JERUSALEM: Sara Netanyahu, l'épouse du Premier ministre israélien, a laissé entendre qu'un chef de l'opposition avait eu connaissance du projet d'attaque du 7 octobre 2023, à quelques semaines des élections législatives qui s'annoncent particulièrement serrées.

Lors d'une interview diffusée lundi soir sur la chaîne 14 proche du gouvernement, Mme Netanyahu s'en est prise à Yair Golan, un général de l'armée qui dirige le parti "les Démocrates", formation de gauche opposée à la coalition dirigée par son mari.

M. Golan était "déjà habillé et prêt" à l'aube du 7 octobre 2023, "alors que d'autres ne savaient rien, y compris le Premier ministre", a-t-elle déclaré.

Ces propos ont suscité une levée de boucliers dans l'opposition.

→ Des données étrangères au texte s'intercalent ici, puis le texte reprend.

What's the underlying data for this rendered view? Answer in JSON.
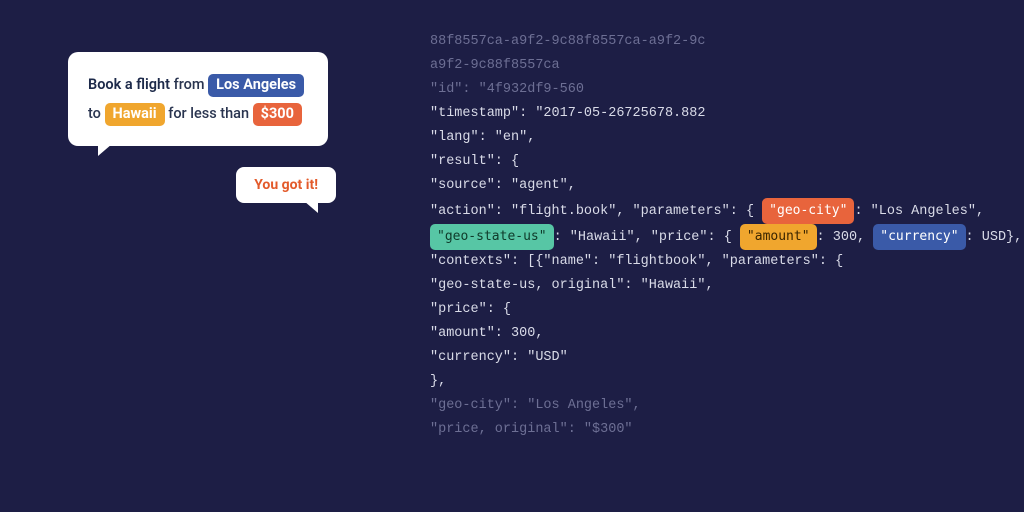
{
  "chat": {
    "user": {
      "prefix_bold": "Book a flight",
      "t1": " from ",
      "chip_la": "Los Angeles",
      "t2": "to ",
      "chip_hi": "Hawaii",
      "t3": " for less than ",
      "chip_price": "$300"
    },
    "agent_reply": "You got it!"
  },
  "json_view": {
    "l0": "88f8557ca-a9f2-9c88f8557ca-a9f2-9c",
    "l1": "a9f2-9c88f8557ca",
    "l2": "\"id\": \"4f932df9-560",
    "l3": "\"timestamp\": \"2017-05-26725678.882",
    "l4": "\"lang\": \"en\",",
    "l5": "\"result\": {",
    "l6": "\"source\": \"agent\",",
    "l7_a": "\"action\": \"flight.book\", \"parameters\": {",
    "l7_chip_geocity": "\"geo-city\"",
    "l7_b": ": \"Los Angeles\",",
    "l8_chip_geostate": "\"geo-state-us\"",
    "l8_a": ": \"Hawaii\", \"price\": {",
    "l8_chip_amount": "\"amount\"",
    "l8_b": ": 300, ",
    "l8_chip_currency": "\"currency\"",
    "l8_c": ": USD},",
    "l9": "\"contexts\": [{\"name\": \"flightbook\", \"parameters\": {",
    "l10": "\"geo-state-us, original\": \"Hawaii\",",
    "l11": "\"price\": {",
    "l12": "\"amount\": 300,",
    "l13": "\"currency\": \"USD\"",
    "l14": "},",
    "l15": "\"geo-city\": \"Los Angeles\",",
    "l16": "\"price, original\": \"$300\""
  }
}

Le parti de M. Golan a vivement condamné sur son compte X des propos "vils et mensongers".

"La diffusion de théories du complot contre le général Yaïr Golan et la diffamation de son héroïsme le 7 octobre franchissent une ligne rouge qui frise la folie", a ajouté le mouvement.

Gadi Eizenkot, dirigeant du parti Yashar et principal opposant au Premier ministre, a également fustigé sur X "la théorie folle et mensongère du complot de trahison" propagée selon lui par l'entourage de M. Netanyahu pour "attiser la haine et perpétuer" son pouvoir.

Ces accusations font écho à des thèses complotistes récurrentes au sein d'une partie de la classe politique.

Selon un sondage réalisé pour la chaîne 13 en août, 40% des Israéliens et 63% des électeurs de la coalition actuelle estiment qu'une trahison interne a conduit au massacre du 7 octobre 2023.

L'attaque sans précédent du groupe armé palestinien Hamas contre Israël a fait 1.221 morts, en majorité des civils, selon un décompte de l'AFP. Le Hamas avait également enlevé 251 personnes, emmenées à Gaza.

L'offensive lancée en représailles par Israël dans la bande de Gaza a fait plus de 73.000 morts, selon le ministère de la Santé du territoire palestinien, placé sous l'autorité du Hamas et dont les chiffres sont jugés fiables par l'ONU.

Un cessez-le-feu précaire est en vigueur depuis octobre 2025.